Jean Baptiste insiste, quand les pharisiens, les juifs, les sadducéens,
les hérodiens viennent l’interroger :
‘‘je ne l’ai jamais vu, je ne le connais pas’’.
Et pourtant il l’annonce :
‘‘c’est lui, c’est le Verbe, c’est le Messie.
Je ne suis pas le Messie, je ne suis même pas digne de dénouer
la courroie de ses sandales,
je ne peux même pas porter sa chaussure.’’
Comme dit Origène, le fait de ne pas pouvoir porter la chaussure de Jésus
veut dire que je ne peux même pas être son apôtre, je ne peux
pas être un des douze apôtres.
Je ne peux pas dénouer la courroie de ses sandales veut dire, selon une
expression juive, que je ne peux même pas le représenter.
Donc Jésus va venir, il va se faire baptiser par lui après qu’il
en ait baptisé beaucoup d’autres, il va le mettre dans la piscine
qu’il a forcément instituée puisqu’il l’a consacrée
ici, au milieu du Jourdain. Jésus va descendre dans les eaux du Jourdain,
Jean Baptiste va prendre de l’eau et le baptiser. Il l’a placé
sur ces pierres, là où était posée l’Arche
d’Alliance - Présence réelle de Dieu dans l’Arche
de l’Ancien Testament -.
Quand les Juifs venaient pour se faire baptiser, il leur disait :
‘‘je ne vous donne qu’un baptême d’eau, mais il
vient
- et il annonçait sa venue : il va se faire baptiser -
celui qui vous baptisera dans le Saint Esprit et dans le feu.’’
L’Esprit Saint désigne l’Amour incréé de Dieu
et le feu : le feu embrasé du Sacré Cœur dans l’Esprit
Saint et dans le Fils. Jean Baptiste baptise seulement dans l’eau, il
est lié à Joseph dans ce baptême, il est lié à
ce qu’il y a de plus inférieur, vous voyez.
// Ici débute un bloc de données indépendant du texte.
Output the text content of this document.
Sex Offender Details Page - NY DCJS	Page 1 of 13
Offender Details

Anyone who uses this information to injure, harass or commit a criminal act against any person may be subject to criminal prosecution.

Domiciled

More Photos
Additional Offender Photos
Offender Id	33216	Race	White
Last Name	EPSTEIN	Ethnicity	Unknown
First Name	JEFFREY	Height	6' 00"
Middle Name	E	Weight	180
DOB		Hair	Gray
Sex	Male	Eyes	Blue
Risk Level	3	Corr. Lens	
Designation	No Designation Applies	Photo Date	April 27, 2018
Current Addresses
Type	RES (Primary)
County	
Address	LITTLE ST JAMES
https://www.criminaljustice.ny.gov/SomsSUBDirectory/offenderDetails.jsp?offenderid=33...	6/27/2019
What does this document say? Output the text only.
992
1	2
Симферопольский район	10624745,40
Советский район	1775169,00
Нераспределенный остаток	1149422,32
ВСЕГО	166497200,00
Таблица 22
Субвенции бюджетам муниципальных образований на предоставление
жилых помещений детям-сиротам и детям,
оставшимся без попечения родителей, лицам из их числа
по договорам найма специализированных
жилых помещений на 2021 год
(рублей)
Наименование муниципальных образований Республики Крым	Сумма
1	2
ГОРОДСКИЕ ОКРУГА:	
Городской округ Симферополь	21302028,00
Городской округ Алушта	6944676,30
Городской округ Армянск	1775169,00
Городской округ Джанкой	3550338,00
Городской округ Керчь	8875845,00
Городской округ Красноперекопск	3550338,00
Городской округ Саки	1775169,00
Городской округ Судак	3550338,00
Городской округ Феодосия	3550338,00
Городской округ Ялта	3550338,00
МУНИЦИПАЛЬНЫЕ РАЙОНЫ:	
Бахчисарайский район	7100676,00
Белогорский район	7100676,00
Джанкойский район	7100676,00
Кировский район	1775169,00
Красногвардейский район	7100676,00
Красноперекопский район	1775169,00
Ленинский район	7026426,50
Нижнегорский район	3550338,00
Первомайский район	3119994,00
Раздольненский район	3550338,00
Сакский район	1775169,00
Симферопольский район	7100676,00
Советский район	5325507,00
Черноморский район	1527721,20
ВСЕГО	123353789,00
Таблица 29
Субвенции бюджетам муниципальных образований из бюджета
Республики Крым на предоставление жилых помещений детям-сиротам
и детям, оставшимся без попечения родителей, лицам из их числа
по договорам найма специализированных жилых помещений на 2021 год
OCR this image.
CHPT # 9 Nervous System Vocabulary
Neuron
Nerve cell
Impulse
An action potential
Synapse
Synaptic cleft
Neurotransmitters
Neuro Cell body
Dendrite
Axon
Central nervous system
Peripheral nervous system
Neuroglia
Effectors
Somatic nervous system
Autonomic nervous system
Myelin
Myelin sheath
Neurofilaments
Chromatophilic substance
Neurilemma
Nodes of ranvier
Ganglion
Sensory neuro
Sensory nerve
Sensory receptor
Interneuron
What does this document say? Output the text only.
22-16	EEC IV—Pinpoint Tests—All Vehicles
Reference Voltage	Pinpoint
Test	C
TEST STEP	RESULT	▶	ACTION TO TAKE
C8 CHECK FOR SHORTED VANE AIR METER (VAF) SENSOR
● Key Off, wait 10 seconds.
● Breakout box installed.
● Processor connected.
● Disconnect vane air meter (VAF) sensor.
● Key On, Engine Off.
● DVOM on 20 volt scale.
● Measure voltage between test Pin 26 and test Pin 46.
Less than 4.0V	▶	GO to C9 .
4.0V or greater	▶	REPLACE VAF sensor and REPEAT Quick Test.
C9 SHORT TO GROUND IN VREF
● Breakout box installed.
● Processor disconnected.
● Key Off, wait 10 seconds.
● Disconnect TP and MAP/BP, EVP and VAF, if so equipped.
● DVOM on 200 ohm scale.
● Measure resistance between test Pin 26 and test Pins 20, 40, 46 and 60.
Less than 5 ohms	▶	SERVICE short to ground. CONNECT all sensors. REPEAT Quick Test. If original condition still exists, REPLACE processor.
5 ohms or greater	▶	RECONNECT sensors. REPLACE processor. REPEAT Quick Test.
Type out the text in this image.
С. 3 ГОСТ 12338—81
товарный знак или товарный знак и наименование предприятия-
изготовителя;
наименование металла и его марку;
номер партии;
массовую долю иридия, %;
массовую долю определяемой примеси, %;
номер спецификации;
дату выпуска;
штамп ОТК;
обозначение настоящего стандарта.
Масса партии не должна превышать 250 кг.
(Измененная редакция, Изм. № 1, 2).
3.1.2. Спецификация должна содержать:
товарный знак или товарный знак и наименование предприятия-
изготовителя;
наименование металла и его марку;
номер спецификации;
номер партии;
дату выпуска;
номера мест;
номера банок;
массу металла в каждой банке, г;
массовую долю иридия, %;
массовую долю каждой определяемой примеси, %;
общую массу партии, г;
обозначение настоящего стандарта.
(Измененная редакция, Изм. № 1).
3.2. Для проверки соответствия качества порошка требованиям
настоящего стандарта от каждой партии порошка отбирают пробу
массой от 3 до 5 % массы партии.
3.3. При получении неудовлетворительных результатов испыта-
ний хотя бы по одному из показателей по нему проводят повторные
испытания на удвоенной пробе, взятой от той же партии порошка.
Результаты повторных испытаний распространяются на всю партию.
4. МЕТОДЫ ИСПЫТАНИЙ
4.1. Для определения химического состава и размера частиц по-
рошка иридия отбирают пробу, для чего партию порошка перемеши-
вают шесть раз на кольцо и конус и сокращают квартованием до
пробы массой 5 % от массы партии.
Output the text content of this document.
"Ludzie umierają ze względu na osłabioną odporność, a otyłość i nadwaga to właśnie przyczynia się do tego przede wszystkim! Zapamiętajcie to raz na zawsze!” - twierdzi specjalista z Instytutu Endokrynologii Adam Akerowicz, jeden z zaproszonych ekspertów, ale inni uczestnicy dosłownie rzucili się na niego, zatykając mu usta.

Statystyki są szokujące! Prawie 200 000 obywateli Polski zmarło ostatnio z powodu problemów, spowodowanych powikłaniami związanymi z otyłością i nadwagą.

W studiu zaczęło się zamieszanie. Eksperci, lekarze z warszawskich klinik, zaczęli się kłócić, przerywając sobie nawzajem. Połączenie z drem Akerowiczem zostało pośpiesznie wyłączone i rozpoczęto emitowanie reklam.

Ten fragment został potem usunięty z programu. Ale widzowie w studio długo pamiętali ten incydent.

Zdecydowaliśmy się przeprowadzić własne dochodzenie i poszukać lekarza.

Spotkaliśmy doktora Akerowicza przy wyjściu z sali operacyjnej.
‘Je ne vous donne que dans l’eau, et c’est lui qui complète
et c’est lui qui fait tout après.
Vous devez quand même vous convertir.’’
Voilà le baptême de conversion : il faut vraiment que la crêpe
se retourne complètement : metanoia.
C’est un baptême pour la confession des péchés : ex
homologouménoï amartias : ( c’est joli, la confession en grec
: c’est une homologation externe de tous vos péchés ) vous
homologuez tous vos péchés à l’extérieur.
Quant à l’absolution, la rémission, le feu qui embrase tout,
c’est Jésus qui le fera. Or vous venez, vous, parce que vous savez
que c’est l’heure du Messie et vous avez peur. Vous venez parce
que vous croyez que le Messie vient, Il vient, la cognée est à
la racine des arbres, et vous êtes vraiment pourris de péchés,
et vous êtes hypocrites, vous êtes pleins de contours.(Jean Baptiste
était terrible, il ne se laissait par amadouer)
‘‘Mais si, sûrement, tu es Elie le prophète’’.
- Non.
Et il leur répondait toujours : ‘‘genemeta ekidon’’.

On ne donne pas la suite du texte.